Research paper drafts, thoughts and tutorial with Gareth

The blog seems to have been neglected of late, but that’s actually not true. In an earlier lecture Jonathan mentioned that this reflective practice could happen in several ways. Since my time is currently taken up completely by my job, working on the Iridescent Alloys and my research paper, I haven’t been able to type out coherent thoughts into blogposts as often as I like. But I have been creating a reflective record in other ways, I have been noting things down in notebooks, scribbling and doodling ideas, and of course keeping my visual journal, all of which I will upload here in due course. There are also a lot of blogposts written and saved as drafts that need the pictures added to them so I can officially publish them.

But right now, the most pressing concern for me is the upcoming deadline of the research paper. I know Jonathan said grades are not important but I feel like I want to do this right, and that feeling sometimes overwhelms me. Am I competitive? probably. But more so, this MA is very integral to me and I genuinely want to do a dedicated job that turns out well!

A few weeks ago we had a tutorial with Gareth about our research paper. At that time I was still in the voracious reading mode, and all I had to show was this:

Research paper — first draft

Gareth and I discussed a lot of things but what left the most impression on me was this thing he said in an uncertain tone– your topic has changed so drastically since the first time….

Perhaps I wasn’t able to explain myself well enough, but I feel like the topic I am currently working with is a very logical evolution of the idea I initially had.

I began with this idea of ‘what is art’. I researched theories of what artists and movements before me had believed. The question I asked in a tutorial with Jonathan was, who determines what art is, the audience or the intention of the artist. The truth is, this question was too vast to be answered in a 4000 word paper and Jonathan asked me to think about my motivations; i.e. WHY am I interested in this question in the first place. So I did. And what stood out to me was the freedom of social media as a platform and the critique, feedback and fame you could achieve through it. Artists have gained celebrity status through social media. Artists have also become embroiled in a love-hate relationship of measuring their own self-worth through likes. Cliche as it sounds, social media is a double edge sword. I also knew wanted to explore public art as I said in the first tutorial with Gareth, and social media essentially WAS public art in this day and age.

In previous blogposts I have mentioned what I read and researched to arrive at many many different and interesting books, ideas and topics. But none of them seemed to capture this essential idea of trying to define the nature of the social media world and what impact it has had on art.

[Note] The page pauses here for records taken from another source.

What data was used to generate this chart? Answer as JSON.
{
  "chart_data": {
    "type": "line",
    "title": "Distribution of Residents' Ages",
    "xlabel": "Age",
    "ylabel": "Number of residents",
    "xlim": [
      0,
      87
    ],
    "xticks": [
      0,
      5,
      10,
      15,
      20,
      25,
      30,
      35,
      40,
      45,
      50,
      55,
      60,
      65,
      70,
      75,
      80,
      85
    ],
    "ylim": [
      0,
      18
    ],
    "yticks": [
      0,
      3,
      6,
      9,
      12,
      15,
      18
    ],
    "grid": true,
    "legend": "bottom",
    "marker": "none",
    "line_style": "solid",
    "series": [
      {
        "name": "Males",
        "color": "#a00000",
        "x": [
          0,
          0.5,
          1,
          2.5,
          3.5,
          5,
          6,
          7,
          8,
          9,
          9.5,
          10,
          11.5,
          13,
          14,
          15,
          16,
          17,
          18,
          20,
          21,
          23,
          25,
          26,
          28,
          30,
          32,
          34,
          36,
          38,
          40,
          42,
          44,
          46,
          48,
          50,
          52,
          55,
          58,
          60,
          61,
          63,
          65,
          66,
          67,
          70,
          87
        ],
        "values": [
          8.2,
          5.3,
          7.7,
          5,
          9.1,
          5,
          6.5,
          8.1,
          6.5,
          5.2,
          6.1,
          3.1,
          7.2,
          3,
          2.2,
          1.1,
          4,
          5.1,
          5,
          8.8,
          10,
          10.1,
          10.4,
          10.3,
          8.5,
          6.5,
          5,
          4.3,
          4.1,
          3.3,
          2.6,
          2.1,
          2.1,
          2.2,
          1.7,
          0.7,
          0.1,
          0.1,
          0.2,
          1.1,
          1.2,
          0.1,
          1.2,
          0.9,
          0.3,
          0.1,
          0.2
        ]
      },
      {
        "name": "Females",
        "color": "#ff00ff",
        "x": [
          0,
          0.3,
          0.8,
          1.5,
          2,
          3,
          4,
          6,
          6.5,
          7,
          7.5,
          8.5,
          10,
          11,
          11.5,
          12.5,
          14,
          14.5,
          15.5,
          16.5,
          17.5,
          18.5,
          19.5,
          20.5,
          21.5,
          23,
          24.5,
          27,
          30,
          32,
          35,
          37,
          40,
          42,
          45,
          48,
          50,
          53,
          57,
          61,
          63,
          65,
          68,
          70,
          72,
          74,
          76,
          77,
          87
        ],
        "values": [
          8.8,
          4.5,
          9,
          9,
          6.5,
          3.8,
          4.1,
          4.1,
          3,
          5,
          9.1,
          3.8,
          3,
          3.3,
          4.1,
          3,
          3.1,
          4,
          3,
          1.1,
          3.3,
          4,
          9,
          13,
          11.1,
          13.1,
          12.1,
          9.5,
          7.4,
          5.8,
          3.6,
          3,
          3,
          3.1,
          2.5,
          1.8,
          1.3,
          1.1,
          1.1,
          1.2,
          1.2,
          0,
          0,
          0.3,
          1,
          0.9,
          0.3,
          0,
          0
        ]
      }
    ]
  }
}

Then I read about the concept of post-truth and here was something interesting, a way that social media and the cognitive biases of humans had developed this era of digimodernism. So I delved deeper into it and I felt like George Orwell had a pretty good handle on a satirical aspect of post-truth even when he wrote ‘1984’ in 1949. So this is the topic I thought would suit:

Public Art in the Post-Truth Era: A commentary on social media through the prism of Lee McIntyre’s book ‘Post-Truth’ as well as the allegories in George Orwell’s ‘1984’.

After the tutorial, we had an eye opening session with Jonathan which I will probably discuss in another blogpost as well and that set me reflecting again. Ben sent me his paper to read through (amazing btw!) and I also happened to visit robin’s blog. Robin’s reflections on his tutorial really gave me some good pointers (love the way that guy writes and thinks!). One of the things I noticed in both Robin and Ben’s research paper was that they were aiming for their titles to be:

  1. An accurate representation of the tone and content of the paper
  2. Concise and without any unnecessary words

By that time, I had arrived at this second draft of the paper:

Research paper brainstorming part 2

I was quite proud of it, but after the Skype session with Jonathan where he mentioned the importance of balancing references with analysis, I began to see that it needed revision as much as my title did. So I revisited my title and my abstract and really thought about what I was trying to say.

 

 

 

 

 

 

 

 

 

 

 

 

 

 

 

 

After all this random note taking, I came to the conclusion that the main thing I was interested in exploring was the nature of social media discourse and its impact on art. By nature I mean the way in which individuals can voice their thoughts in isolation of everything around them, yet at the same time, it can be potentially viewed by the whole world. Every word is easier to put out there and has more consequence. That is where the word post-truth came in. In my paper I could critically analyze the works of certain artists to comment on this social media phenomenon. so here is the final succinct title I drafted:

Public Art in the Post Truth Era

Atomized human experience and its reflection in art

So you see, this is a logical derivation from my original question of ‘what is art’. Since that was too vast a subject, I narrowed it down further and further till the question has now become, ‘who we are and how we make our art in the digital landscape’.